School reconfiguration plans become clearer

Public forum scheduled for Monday.

By PAUL BALCERAK

Staff writer

The murky waters surrounding the Central Kitsap School District’s plans for reconfiguration and another potential school closure are slowly beginning to clear.

In a Wednesday night special session that included board members, Superintendent Greg Lynch and members of his various Task Force Resource committees, five options for reconfiguration were revealed.

The options are not final and were not submitted to the board for consideration; rather, they represented some of the top results of a scoring system put together by the secondary reconfiguration committee.

The options, as presented by secondary reconfiguration committee head Katharine Gleysteen, are:

• Option A: K-6, 7-8, 9-12

• Option B: K-6, 7-12

• Option C: K-5, 6-8, 9-12

• Option D (current configuration): K-6, 7-12 (Klahowya Secondary School only), 7-9, 10-12

• Option E (combination of Options A and B): K-6, 7-8, 9-12 and 7-12

The options only represent the results of a scoring system that identified myriad criteria surrounding secondary configuration across various categories — cost effectiveness, safety, student achievement, etc.

District officials stressed that while some configuration options scored better than others based on the criteria, there’s no “silver bullet” option that would improve everything.

“To pretend that this is pure science and that there is only one (option) … I think is unrealistic,” CKSD Director of Operations Dirk Gleysteen said.

The options will be presented to the public during an open forum at 7 p.m. Feb. 11 in the Jenne-Wright Administration Building gymnasium. Contrary to a report published in the Jan. 26 edition of the CK Reporter, the public will have an opportunity to provide written comments and questions about the options presented. People also can leave comments on the district’s Task Force Resource Web site, located at www.cksd.wednet.edu/StrategicPlan/tfr.htm.

The process of scoring the options, which was addressed at a Jan. 23 school board meeting, was somewhat complex, but generally used a three-point system; the more points, the more favorable the configuration.

To use school transitions as an example, configuration options with less than two transitions were assigned two points, those with only two transitions were assigned one point and those with more than two transitions were assigned zero points.

There were 16 configuration schemes total scored by the committee.

The first three options scored the highest on the committee’s scoring system, in respective order. Option D, CKSD’s current configuration, scored ninth.

Option E was invented by the committee as a configuration that, while not scored or studied, could be feasible to the district, Katharine Gleysteen said.

“What we want is lots of public input (on the five options) starting Monday,” Lynch said.

Lynch plans to recommend a package of reconfiguration options to the school board at the Feb. 27 board meeting. The options presented at that meeting may or may not be similar to the options presented to the public on Monday night.

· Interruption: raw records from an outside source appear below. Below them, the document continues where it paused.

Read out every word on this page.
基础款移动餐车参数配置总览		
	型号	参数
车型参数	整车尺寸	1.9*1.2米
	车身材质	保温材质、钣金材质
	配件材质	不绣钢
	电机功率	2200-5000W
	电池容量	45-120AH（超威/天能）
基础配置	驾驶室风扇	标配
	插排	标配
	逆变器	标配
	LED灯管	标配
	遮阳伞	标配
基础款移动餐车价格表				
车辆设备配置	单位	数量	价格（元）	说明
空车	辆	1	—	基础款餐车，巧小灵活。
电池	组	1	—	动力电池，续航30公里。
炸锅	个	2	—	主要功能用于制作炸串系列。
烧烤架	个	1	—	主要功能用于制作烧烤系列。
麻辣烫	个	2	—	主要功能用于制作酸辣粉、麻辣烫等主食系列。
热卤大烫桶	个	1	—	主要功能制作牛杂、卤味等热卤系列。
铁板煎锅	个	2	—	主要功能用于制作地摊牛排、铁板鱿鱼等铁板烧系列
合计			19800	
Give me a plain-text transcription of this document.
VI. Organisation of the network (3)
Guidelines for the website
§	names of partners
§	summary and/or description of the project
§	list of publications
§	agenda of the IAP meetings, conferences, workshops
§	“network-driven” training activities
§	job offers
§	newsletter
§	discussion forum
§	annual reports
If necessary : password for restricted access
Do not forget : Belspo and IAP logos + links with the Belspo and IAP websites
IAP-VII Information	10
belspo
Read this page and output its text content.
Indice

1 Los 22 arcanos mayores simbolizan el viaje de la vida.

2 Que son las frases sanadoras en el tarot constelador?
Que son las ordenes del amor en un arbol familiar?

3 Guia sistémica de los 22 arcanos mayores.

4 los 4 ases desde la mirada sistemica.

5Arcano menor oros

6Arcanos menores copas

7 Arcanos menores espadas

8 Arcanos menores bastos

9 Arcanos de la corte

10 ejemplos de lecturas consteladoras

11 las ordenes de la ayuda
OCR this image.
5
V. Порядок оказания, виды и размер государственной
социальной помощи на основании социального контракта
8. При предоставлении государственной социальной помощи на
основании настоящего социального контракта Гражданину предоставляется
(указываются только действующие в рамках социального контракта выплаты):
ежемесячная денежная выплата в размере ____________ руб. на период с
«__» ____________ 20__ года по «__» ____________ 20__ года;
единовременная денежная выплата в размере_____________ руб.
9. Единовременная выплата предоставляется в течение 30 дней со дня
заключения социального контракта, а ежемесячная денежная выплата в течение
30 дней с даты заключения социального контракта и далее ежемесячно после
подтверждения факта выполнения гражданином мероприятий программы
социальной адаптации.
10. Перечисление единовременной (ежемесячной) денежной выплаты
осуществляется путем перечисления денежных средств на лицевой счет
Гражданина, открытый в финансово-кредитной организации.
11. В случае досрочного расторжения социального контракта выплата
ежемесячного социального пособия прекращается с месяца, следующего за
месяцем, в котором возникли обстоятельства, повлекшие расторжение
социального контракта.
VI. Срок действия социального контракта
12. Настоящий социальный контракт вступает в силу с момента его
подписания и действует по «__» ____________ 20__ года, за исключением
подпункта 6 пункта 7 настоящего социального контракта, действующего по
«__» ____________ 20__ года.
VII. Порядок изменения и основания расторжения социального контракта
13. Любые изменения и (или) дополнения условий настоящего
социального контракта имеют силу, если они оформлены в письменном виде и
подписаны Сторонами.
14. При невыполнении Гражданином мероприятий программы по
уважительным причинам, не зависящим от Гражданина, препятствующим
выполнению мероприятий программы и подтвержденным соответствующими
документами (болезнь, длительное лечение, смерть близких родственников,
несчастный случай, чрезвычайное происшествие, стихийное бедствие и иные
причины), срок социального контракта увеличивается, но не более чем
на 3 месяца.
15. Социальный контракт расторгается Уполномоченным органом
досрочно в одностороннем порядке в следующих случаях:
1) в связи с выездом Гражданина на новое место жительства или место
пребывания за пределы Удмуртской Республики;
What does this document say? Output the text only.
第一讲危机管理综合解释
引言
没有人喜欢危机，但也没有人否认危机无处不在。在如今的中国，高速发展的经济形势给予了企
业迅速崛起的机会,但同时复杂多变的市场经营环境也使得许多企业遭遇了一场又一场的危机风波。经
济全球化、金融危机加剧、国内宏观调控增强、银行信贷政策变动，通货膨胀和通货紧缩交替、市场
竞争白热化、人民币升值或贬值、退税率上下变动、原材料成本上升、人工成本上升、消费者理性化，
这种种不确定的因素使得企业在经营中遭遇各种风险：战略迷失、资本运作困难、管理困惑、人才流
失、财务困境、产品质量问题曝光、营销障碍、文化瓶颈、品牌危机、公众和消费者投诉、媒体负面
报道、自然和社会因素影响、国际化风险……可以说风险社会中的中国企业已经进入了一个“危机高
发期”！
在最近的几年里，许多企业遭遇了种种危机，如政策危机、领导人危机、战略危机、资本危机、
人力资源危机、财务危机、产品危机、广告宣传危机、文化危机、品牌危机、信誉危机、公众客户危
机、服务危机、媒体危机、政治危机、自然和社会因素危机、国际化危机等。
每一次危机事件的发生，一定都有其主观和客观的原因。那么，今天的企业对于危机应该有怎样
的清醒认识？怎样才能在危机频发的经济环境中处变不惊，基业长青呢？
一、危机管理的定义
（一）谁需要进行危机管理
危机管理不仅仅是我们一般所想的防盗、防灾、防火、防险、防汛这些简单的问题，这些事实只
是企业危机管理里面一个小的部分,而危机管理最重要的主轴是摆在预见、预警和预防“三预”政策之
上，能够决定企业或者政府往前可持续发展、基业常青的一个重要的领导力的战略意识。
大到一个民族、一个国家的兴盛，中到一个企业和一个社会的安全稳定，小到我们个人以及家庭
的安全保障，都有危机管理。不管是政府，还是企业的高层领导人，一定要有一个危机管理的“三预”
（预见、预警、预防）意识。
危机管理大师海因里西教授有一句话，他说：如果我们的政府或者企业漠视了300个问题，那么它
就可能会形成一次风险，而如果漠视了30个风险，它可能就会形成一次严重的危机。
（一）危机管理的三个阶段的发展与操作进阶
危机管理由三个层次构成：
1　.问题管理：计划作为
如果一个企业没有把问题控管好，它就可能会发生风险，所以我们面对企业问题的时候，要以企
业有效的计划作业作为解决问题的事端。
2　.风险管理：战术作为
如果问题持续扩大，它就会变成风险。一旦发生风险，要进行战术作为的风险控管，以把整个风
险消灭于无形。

The school board would then review the options presented and be able to add more options, eliminate options or do nothing before handing the options over to the school closure committee for discussion.

From there, the district’s timeline for reconfiguration and/or closure again begins to fog.

Ideally, the district would present “a combined secondary reconfiguration/closure option” to the school board in September, Dirk Gleysteen said.

The two issues are inexorably tied together. A decision cannot be made on school closure without first deciding how the district will be configured and the most cost-effective reconfiguration may not be the best in terms of school closure.

“It would not be wise to make a configuration decision … that would drive us to a closure situation in the future,” because an otherwise ideal reconfiguration could call for the closure of one of the district’s newer schools, for instance, Dirk Gleysteen said.

If a recommendation was to be made in September, a 90-day period of public review would follow. A final decision on reconfiguration and/or closure would not be made by the board till January 2009 at the earliest.